Los problemas de WiFi se multiplican cuando hay muchas personas moviéndose por la oficina, salas de reuniones saturadas con videollamadas simultáneas y áreas con mala cobertura donde la señal entra y sale. A eso hay que sumar las interferencias típicas de edificios con muchas redes vecinas y estructuras internas complejas.
Por otro lado, las aplicaciones corporativas y el software de seguridad pueden consumir mucho tráfico: sincronización constante con servidores remotos, copias de seguridad automáticas, antivirus actualizando firmas o sistemas de monitorización generando tráfico adicional. Sin una buena gestión del QoS y una planificación de red adecuada, todo ese flujo termina ahogando la conexión general.
En estos escenarios suele ser necesario ir más allá del router de operadora: conexiones dedicadas para la empresa, equipamiento profesional, redes cableadas bien dimensionadas y soluciones como SD-WAN que permitan priorizar tráfico crítico, segmentar redes y asegurar estabilidad aunque el uso sea intenso.
Diagnóstico paso a paso: cómo localizar el origen
Con tantos factores posibles, conviene seguir un orden lógico para no volverse loco. La idea es ir aislando dónde está el problema: en la línea, en el router, en el WiFi o en un dispositivo concreto. Así evitarás cambios innecesarios.

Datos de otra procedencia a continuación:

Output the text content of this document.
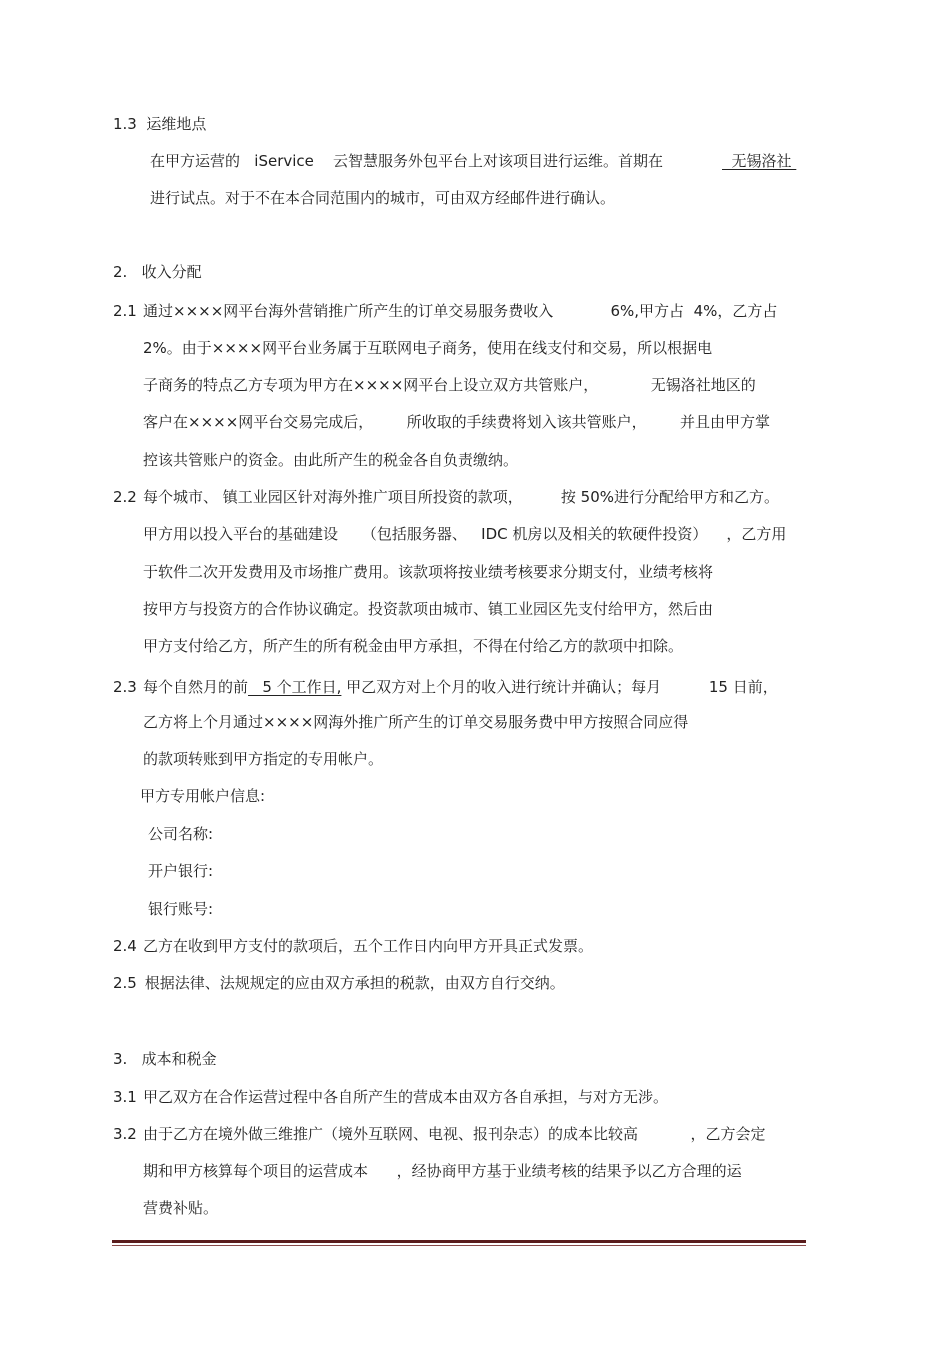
1.3  运维地点
在甲方运营的   iService    云智慧服务外包平台上对该项目进行运维。首期在	无锡洛社
进行试点。对于不在本合同范围内的城市，可由双方经邮件进行确认。
2.   收入分配
2.1 通过××××网平台海外营销推广所产生的订单交易服务费收入            6%,甲方占  4%，乙方占
2%。由于××××网平台业务属于互联网电子商务，使用在线支付和交易，所以根据电
子商务的特点乙方专项为甲方在××××网平台上设立双方共管账户，           无锡洛社地区的
客户在××××网平台交易完成后，       所收取的手续费将划入该共管账户，       并且由甲方掌
控该共管账户的资金。由此所产生的税金各自负责缴纳。
2.2 每个城市、 镇工业园区针对海外推广项目所投资的款项，        按 50%进行分配给甲方和乙方。
甲方用以投入平台的基础建设     （包括服务器、   IDC 机房以及相关的软硬件投资）    ，乙方用
于软件二次开发费用及市场推广费用。该款项将按业绩考核要求分期支付，业绩考核将
按甲方与投资方的合作协议确定。投资款项由城市、镇工业园区先支付给甲方，然后由
甲方支付给乙方，所产生的所有税金由甲方承担，不得在付给乙方的款项中扣除。
2.3 每个自然月的前   5 个工作日, 甲乙双方对上个月的收入进行统计并确认；每月          15 日前，
乙方将上个月通过××××网海外推广所产生的订单交易服务费中甲方按照合同应得
的款项转账到甲方指定的专用帐户。
甲方专用帐户信息:
公司名称:
开户银行:
银行账号:
2.4 乙方在收到甲方支付的款项后，五个工作日内向甲方开具正式发票。
2.5 根据法律、法规规定的应由双方承担的税款，由双方自行交纳。
3.   成本和税金
3.1 甲乙双方在合作运营过程中各自所产生的营成本由双方各自承担，与对方无涉。
3.2 由于乙方在境外做三维推广（境外互联网、电视、报刊杂志）的成本比较高           ，乙方会定
期和甲方核算每个项目的运营成本      ，经协商甲方基于业绩考核的结果予以乙方合理的运
营费补贴。
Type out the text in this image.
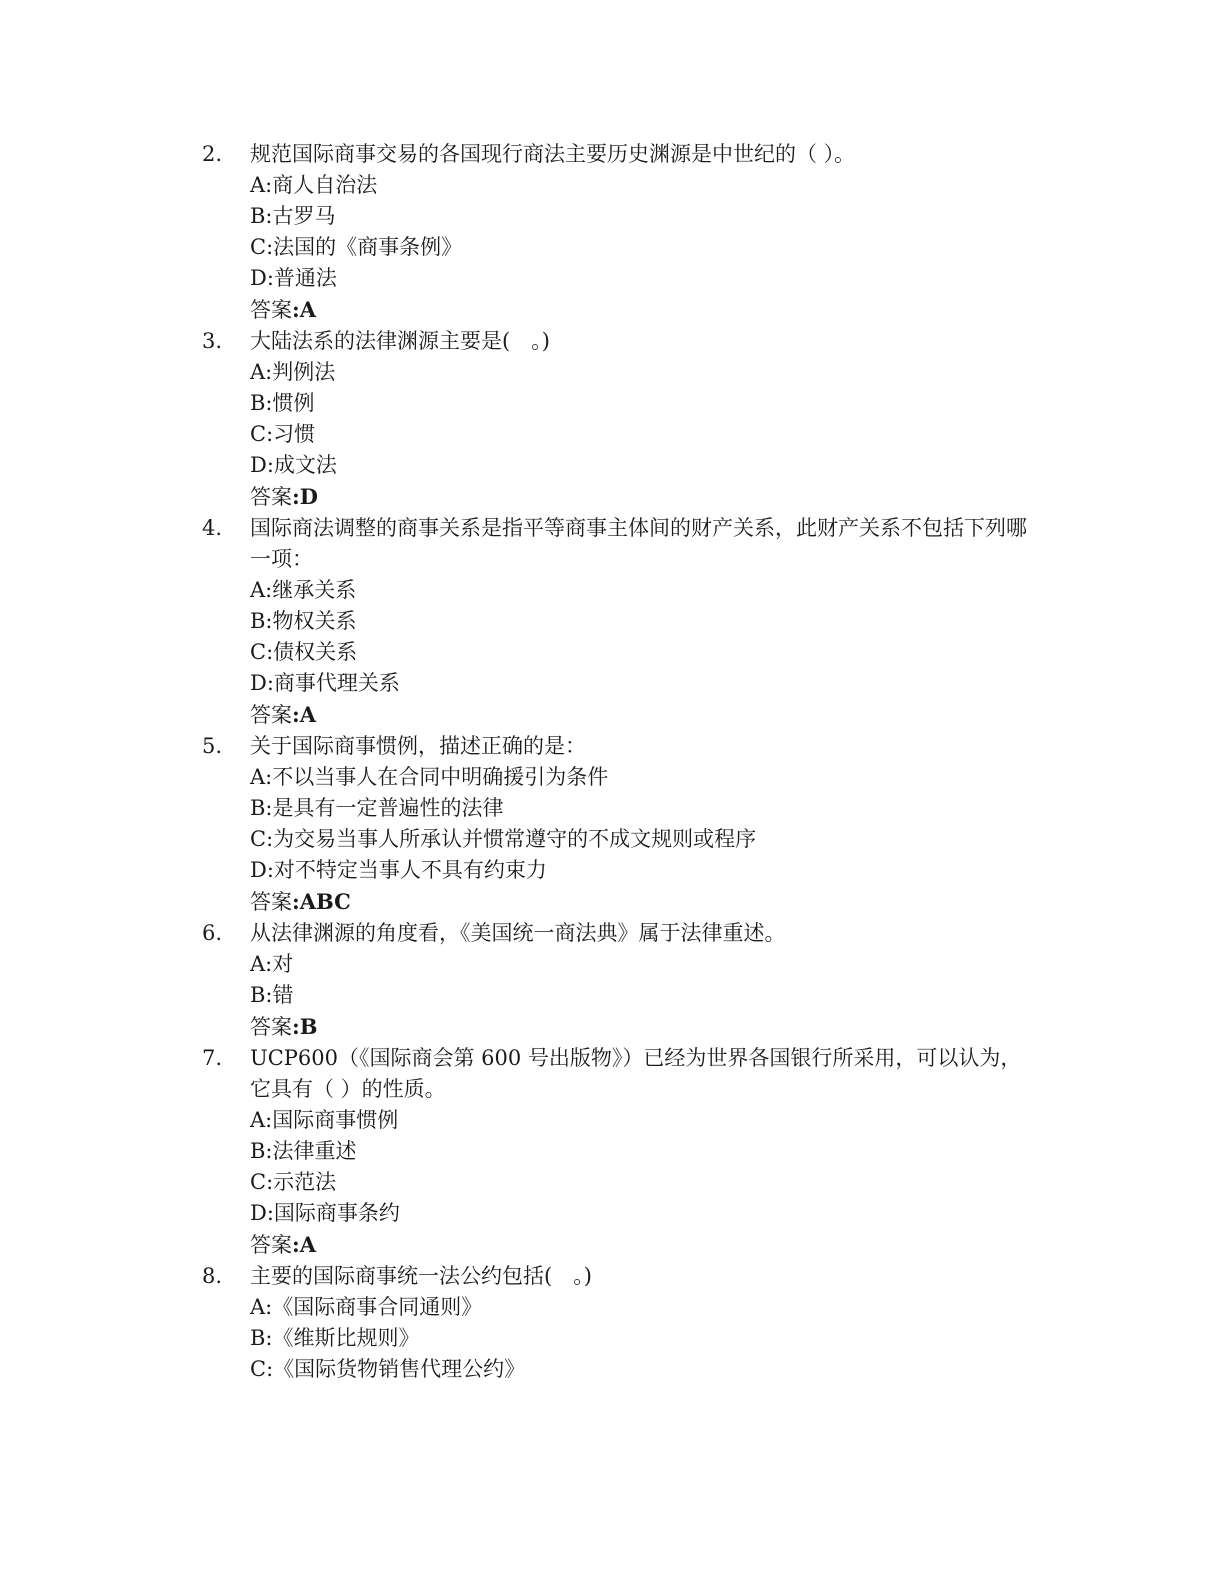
2.	规范国际商事交易的各国现行商法主要历史渊源是中世纪的（ ）。
A:商人自治法
B:古罗马
C:法国的《商事条例》
D:普通法
答案:A
3.	大陆法系的法律渊源主要是(　。)
A:判例法
B:惯例
C:习惯
D:成文法
答案:D
4.	国际商法调整的商事关系是指平等商事主体间的财产关系，此财产关系不包括下列哪一项：
A:继承关系
B:物权关系
C:债权关系
D:商事代理关系
答案:A
5.	关于国际商事惯例，描述正确的是：
A:不以当事人在合同中明确援引为条件
B:是具有一定普遍性的法律
C:为交易当事人所承认并惯常遵守的不成文规则或程序
D:对不特定当事人不具有约束力
答案:ABC
6.	从法律渊源的角度看，《美国统一商法典》属于法律重述。
A:对
B:错
答案:B
7.	UCP600（《国际商会第 600 号出版物》）已经为世界各国银行所采用，可以认为，它具有（ ）的性质。
A:国际商事惯例
B:法律重述
C:示范法
D:国际商事条约
答案:A
8.	主要的国际商事统一法公约包括(　。)
A:《国际商事合同通则》
B:《维斯比规则》
C:《国际货物销售代理公约》
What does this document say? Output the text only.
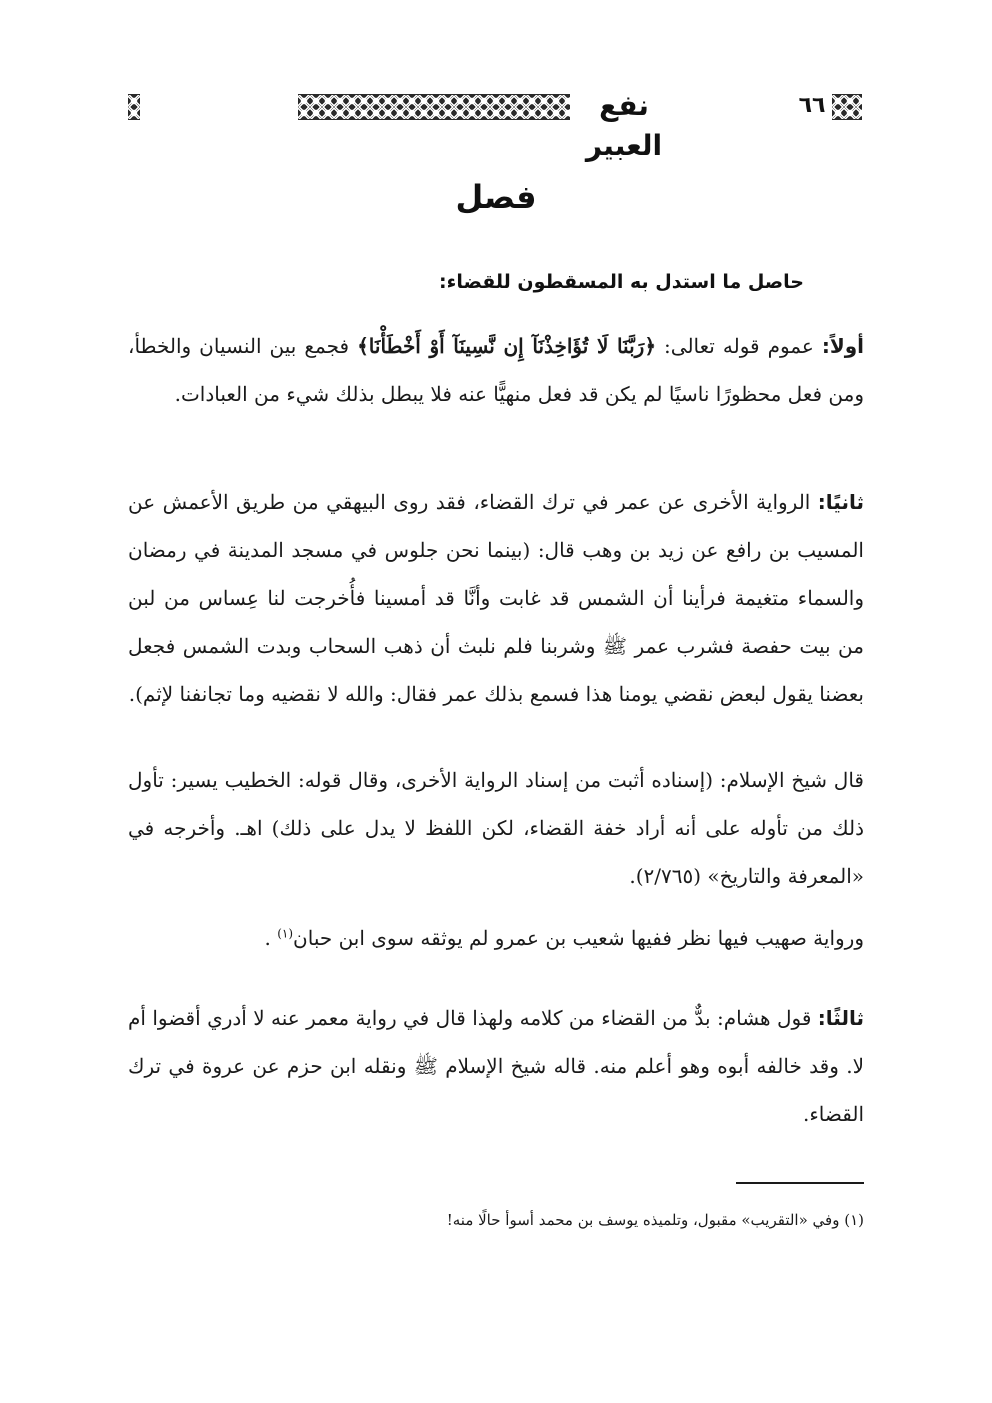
نفع العبير
٦٦
فصل
حاصل ما استدل به المسقطون للقضاء:

أولاً: عموم قوله تعالى: ﴿رَبَّنَا لَا تُؤَاخِذْنَآ إِن نَّسِينَآ أَوْ أَخْطَأْنَا﴾ فجمع بين النسيان والخطأ، ومن فعل محظورًا ناسيًا لم يكن قد فعل منهيًّا عنه فلا يبطل بذلك شيء من العبادات.

ثانيًا: الرواية الأخرى عن عمر في ترك القضاء، فقد روى البيهقي من طريق الأعمش عن المسيب بن رافع عن زيد بن وهب قال: (بينما نحن جلوس في مسجد المدينة في رمضان والسماء متغيمة فرأينا أن الشمس قد غابت وأنَّا قد أمسينا فأُخرجت لنا عِساس من لبن من بيت حفصة فشرب عمر ﷺ وشربنا فلم نلبث أن ذهب السحاب وبدت الشمس فجعل بعضنا يقول لبعض نقضي يومنا هذا فسمع بذلك عمر فقال: والله لا نقضيه وما تجانفنا لإثم).

قال شيخ الإسلام: (إسناده أثبت من إسناد الرواية الأخرى، وقال قوله: الخطيب يسير: تأول ذلك من تأوله على أنه أراد خفة القضاء، لكن اللفظ لا يدل على ذلك) اهـ. وأخرجه في «المعرفة والتاريخ» (٢/٧٦٥).

ورواية صهيب فيها نظر ففيها شعيب بن عمرو لم يوثقه سوى ابن حبان$^{(١)}$ .

ثالثًا: قول هشام: بدٌّ من القضاء من كلامه ولهذا قال في رواية معمر عنه لا أدري أقضوا أم لا. وقد خالفه أبوه وهو أعلم منه. قاله شيخ الإسلام ﷺ ونقله ابن حزم عن عروة في ترك القضاء.

(١) وفي «التقريب» مقبول، وتلميذه يوسف بن محمد أسوأ حالًا منه!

Primero, realiza pruebas de velocidad con método: inicia con el módem u ONT conectados directamente a un ordenador por cable Ethernet, sin pasar por el router si es posible. Si las cifras ya son malas aquí, es casi seguro que el fallo está en la parte del proveedor o de la línea.
Si el módem da buenos resultados, conecta el router de nuevo y repite las pruebas tanto por cable como por WiFi. Una diferencia enorme entre la prueba directa y la que pasa por el router indica que algo en el router, el cable que lo une al módem o su configuración está limitando la velocidad. Verifica cables, puertos y firmware.
Después, recorre la casa o la oficina con un móvil o portátil y observa la intensidad de señal y el comportamiento de la conexión en distintos puntos. Donde aparezcan zonas muertas o con señal muy baja, notarás más cortes, ping alto y velocidad pobre. Si estas zonas son habituales para ti (despacho, salón, dormitorio), tocará reubicar el router o reforzar esa parte con otra solución.
Mientras haces pruebas, desconecta temporalmente extensores, PLC o puntos de acceso adicionales para ver si alguno de ellos es el causante de la degradación. A veces, al conectarte directamente al WiFi del router principal, la red mejora de golpe y descubres que el problema era un repetidor barato o mal situado.
Por último, observa qué pasa si apagas o desconectas, aunque solo sea un rato, los dispositivos que más ancho de banda consumen (consolas, Smart TV, equipos que suben a la nube). Si la red mejora de forma clara, sabrás que la saturación de tráfico es uno de los factores clave en tu caso.
Tienes una radiografía bastante completa de por qué tu Internet puede ir lento: desde la señal WiFi y la ubicación del router hasta el exceso de dispositivos, malware en el PC, fallos de hardware o incidencias del proveedor. Siguiendo estos pasos, ajustando la red inalámbrica, limitando usos muy agresivos, manteniendo tus equipos al día y, cuando sea necesario, renovando router o aumentando el plan contratado, podrás volver a disfrutar de una conexión rápida, estable y acorde a lo que necesitas en casa o en la oficina.